Vainqueur de son premier titre sur le circuit Challenger à 22 ans, Kyrian Jacquet revient sur l’une des plus belles performances de sa carrière et évoque avec passion ses plus grands rêves.
Le sourire fixé sur son visage en dit long sur l’envergure de sa performance. La semaine dernière, Kyrian Jacquet a remporté son premier titre dans cette catégorie, à Olbia, en Sardaigne. Une première victoire qui met en lumière l’abnégation et la motivation du jeune joueur : "Ça représente beaucoup de choses pour moi ! Tout d’abord, parce que c’était mon premier titre mais aussi parce que c’était le premier tournoi de l’année avec ma mère" explique-t-il, sur le canapé du foyer des joueurs au CNE, à Paris.
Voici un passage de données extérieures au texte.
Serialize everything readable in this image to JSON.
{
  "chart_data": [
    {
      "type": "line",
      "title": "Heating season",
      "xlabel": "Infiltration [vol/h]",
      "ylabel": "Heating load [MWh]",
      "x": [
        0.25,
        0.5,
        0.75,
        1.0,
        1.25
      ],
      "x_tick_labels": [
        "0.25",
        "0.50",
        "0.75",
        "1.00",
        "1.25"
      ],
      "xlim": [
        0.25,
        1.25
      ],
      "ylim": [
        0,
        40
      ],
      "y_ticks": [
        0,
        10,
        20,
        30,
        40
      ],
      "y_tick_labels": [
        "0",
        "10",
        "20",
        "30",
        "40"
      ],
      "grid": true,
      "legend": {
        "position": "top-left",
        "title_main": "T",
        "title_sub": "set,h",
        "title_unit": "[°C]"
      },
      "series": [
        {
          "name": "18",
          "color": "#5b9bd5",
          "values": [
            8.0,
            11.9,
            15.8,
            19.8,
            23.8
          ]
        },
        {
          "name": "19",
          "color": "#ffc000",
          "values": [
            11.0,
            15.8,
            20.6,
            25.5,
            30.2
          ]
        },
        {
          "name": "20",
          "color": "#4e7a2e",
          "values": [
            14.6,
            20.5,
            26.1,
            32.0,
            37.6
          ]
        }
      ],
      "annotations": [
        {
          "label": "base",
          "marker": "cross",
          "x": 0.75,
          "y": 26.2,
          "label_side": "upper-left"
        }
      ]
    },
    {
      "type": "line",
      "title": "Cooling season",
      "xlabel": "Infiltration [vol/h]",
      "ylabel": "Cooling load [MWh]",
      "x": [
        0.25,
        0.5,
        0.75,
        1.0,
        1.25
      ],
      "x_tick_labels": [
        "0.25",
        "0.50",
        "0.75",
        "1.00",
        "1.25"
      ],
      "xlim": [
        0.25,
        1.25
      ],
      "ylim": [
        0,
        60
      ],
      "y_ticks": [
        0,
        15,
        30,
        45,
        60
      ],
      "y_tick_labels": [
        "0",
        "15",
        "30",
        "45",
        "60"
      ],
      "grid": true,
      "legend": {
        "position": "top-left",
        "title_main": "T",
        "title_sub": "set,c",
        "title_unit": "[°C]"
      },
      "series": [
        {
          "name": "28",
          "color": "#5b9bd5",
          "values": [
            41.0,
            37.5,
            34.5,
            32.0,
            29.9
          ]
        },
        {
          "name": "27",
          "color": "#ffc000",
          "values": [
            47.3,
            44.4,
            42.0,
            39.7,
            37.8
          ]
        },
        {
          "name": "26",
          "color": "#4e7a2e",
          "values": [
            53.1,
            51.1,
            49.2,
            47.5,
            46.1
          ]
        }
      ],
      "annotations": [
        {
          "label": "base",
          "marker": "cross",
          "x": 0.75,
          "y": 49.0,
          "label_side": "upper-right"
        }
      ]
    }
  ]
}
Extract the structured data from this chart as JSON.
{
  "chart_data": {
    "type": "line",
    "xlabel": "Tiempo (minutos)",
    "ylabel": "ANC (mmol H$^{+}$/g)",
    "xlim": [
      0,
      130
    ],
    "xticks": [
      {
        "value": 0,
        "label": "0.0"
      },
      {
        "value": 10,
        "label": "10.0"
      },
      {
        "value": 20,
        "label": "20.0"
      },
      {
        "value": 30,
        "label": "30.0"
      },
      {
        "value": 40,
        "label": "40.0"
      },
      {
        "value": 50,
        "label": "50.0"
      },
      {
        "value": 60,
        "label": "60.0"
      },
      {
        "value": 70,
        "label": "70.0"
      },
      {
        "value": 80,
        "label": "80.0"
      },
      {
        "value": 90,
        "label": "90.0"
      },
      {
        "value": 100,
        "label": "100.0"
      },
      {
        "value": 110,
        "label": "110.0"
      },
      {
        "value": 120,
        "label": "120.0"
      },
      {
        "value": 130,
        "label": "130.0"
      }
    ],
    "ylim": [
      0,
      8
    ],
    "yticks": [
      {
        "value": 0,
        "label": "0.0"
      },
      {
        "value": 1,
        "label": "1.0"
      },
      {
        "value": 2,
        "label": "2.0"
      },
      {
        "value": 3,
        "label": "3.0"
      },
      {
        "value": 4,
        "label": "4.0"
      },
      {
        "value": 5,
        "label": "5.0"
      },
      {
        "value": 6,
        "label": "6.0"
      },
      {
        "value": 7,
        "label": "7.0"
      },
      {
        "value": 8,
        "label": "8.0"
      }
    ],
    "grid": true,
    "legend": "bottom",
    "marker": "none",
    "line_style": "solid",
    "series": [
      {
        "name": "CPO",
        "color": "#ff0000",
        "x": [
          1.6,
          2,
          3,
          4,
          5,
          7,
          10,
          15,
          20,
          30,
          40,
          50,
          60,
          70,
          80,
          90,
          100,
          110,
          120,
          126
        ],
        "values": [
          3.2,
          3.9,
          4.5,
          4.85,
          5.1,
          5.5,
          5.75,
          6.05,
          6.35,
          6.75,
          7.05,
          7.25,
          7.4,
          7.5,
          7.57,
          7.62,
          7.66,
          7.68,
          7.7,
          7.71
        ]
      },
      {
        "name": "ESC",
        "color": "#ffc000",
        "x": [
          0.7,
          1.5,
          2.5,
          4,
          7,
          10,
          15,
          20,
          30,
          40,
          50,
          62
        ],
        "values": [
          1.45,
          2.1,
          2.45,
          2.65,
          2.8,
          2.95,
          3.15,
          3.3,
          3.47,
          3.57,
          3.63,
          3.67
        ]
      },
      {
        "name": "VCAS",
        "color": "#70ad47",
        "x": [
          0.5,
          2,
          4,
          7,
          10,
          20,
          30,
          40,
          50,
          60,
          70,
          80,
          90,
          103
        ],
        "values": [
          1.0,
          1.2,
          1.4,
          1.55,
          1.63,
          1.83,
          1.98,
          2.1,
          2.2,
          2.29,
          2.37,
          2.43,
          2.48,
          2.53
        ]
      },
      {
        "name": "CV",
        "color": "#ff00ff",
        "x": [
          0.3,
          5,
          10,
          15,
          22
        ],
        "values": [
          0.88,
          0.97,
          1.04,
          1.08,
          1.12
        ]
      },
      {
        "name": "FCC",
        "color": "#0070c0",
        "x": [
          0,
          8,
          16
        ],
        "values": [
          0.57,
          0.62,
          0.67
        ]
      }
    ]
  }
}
"Elle m’a accompagné du début à la fin de la semaine et ça fait du bien d’avoir un membre de sa famille avec soi en tournoi. J’ai senti un grand soutien moral et puis j’ai bien joué tout au long de la semaine, donc je suis encore plus heureux de l’avoir gagné comme ça."
Il y a de l’émotion dans sa voix et pourtant, il ne jouait pas sa première finale. En juin dernier déjà, il s’était qualifié pour tenter de décrocher un premier titre, à Blois. Une rencontre qui était forcément dans sa tête au moment de rentrer sur le court, dimanche dernier : "J’y ai pensé un peu mais ça ne m’a pas mis moins de pression, parce que ce n’était pas les mêmes enjeux."
Un premier tour de chauffe quatre mois plus tôt, une vraie récompense à la clé cette fois-ci : "Je savais que si je gagnais, j’étais presque assuré d’être dans les 'qualifs' de l’Open d’Australie, donc ça me tenait vraiment à cœur de la gagner."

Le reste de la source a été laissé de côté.